David Rosenthal: Walking Away From The Table

Thu, 2016-12-22 16:00
Last time we were buying a car, at the end of a long and frustrating process we finally decided that what we wanted was the bottom end of the range, with no options. The dealer told us that choice wasn't available in our market. We said "OK, call us if you ever find a car like that" and walked away. It was just over two weeks before we got the call. At the end of 2014 I wrote:
The discussions between libraries and major publishers about subscriptions have only rarely been actual negotiations. In almost all cases the libraries have been unwilling to walk away and the publishers have known this. This may be starting to change; Dutch libraries have walked away from the table with Elsevier.Actually, negotiations continued and a year later John Bohannon reported for Science that a deal was concluded:
A standoff between Dutch universities and publishing giant Elsevier is finally over. After more than a year of negotiations — and a threat to boycott Elsevier's 2500 journals — a deal has been struck: For no additional charge beyond subscription fees, 30% of research published by Dutch researchers in Elsevier journals will be open access by 2018. ... The dispute involves a mandate announced in January 2014 by Sander Dekker, state secretary at the Ministry for Education, Culture and Science of the Netherlands. It requires that 60% of government-funded research papers should be free to the public by 2019, and 100% by 2024.By being willing to walk away, the Dutch achieved a partial victory against Elsevier's defining away of double-dipping, their insistance that author processing charges were in addition to subscriptions not instead of subscriptions. This is a preview of the battle over the EU's 2020 open access mandate.
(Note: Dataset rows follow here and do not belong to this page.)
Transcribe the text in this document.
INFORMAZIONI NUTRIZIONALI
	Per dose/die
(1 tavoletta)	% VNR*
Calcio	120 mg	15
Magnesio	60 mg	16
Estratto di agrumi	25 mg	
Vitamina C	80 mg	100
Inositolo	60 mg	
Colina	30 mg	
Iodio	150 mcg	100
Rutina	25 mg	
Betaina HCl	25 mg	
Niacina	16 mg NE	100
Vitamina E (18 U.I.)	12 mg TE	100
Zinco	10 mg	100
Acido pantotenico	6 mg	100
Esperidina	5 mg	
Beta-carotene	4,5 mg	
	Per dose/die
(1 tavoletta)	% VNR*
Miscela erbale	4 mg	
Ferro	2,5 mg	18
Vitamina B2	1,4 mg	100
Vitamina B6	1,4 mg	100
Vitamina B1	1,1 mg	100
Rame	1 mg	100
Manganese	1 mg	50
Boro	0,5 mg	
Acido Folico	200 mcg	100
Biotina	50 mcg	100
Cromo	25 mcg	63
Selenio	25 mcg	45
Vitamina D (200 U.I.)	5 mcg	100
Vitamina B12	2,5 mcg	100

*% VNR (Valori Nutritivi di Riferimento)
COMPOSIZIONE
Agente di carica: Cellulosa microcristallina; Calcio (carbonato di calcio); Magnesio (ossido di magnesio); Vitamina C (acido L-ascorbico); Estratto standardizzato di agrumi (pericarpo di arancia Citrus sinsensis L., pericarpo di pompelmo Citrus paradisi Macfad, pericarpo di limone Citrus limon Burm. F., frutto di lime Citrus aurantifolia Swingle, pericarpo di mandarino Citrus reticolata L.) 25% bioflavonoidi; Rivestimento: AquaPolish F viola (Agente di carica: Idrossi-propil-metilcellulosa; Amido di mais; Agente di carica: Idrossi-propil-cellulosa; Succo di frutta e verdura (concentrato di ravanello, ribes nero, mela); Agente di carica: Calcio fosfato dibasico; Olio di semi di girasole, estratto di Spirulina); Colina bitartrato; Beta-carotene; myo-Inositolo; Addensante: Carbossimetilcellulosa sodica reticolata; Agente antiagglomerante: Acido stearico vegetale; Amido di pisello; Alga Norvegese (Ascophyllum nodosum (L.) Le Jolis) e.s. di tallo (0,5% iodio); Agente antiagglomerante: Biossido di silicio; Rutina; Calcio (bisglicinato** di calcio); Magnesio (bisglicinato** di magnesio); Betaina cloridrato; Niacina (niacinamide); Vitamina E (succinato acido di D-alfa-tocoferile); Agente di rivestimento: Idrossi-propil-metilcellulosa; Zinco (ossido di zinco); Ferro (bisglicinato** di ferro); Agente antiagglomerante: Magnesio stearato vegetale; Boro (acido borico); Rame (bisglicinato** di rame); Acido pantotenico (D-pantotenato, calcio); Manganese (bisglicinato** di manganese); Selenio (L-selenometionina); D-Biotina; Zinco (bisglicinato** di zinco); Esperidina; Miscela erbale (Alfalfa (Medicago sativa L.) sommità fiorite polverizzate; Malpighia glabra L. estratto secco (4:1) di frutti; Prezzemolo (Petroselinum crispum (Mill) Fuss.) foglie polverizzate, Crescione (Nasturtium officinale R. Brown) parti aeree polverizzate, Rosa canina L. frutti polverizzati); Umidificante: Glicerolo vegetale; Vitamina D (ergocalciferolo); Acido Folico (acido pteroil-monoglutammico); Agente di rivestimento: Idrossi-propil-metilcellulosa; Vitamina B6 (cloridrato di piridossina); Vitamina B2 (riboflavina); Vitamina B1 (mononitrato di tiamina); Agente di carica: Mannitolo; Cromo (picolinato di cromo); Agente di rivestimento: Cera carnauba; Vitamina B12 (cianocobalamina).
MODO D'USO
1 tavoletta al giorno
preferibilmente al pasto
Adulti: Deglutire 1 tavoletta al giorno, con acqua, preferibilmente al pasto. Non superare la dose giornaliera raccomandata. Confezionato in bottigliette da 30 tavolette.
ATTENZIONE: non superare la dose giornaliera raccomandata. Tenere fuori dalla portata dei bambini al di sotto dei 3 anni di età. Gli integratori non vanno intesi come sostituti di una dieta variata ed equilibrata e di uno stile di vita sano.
The UK has just concluded negotiations, and a major German consortium is in the midst of them. Below the fold, some commentary on their different approaches.

In the UK, JISC Collections negotiates a national deal with each publisher; Universities can purchase from the publisher under the deal. Tim Gowers reports that:
The current deal that the universities have with Elsevier expires at the end of this year, and a new one has been negotiated between Elsevier and Jisc Collections, the body tasked with representing the UK universities.According to Gowers, JISC Collections had some key goals in the negotiation:
  1. No real-terms price increases.
  2. An offsetting agreement for article processing charges.
  3. No confidentiality clauses.
  4. A move away from basing price on “historic spend”.
  5. A three-year deal rather than a five-year deal.
Gowers quotes a JISC representative saying:
We know from analysis of the experiences of other consortia that Elsevier really do want to reach an agreement this year. They really hate to go over into the next year …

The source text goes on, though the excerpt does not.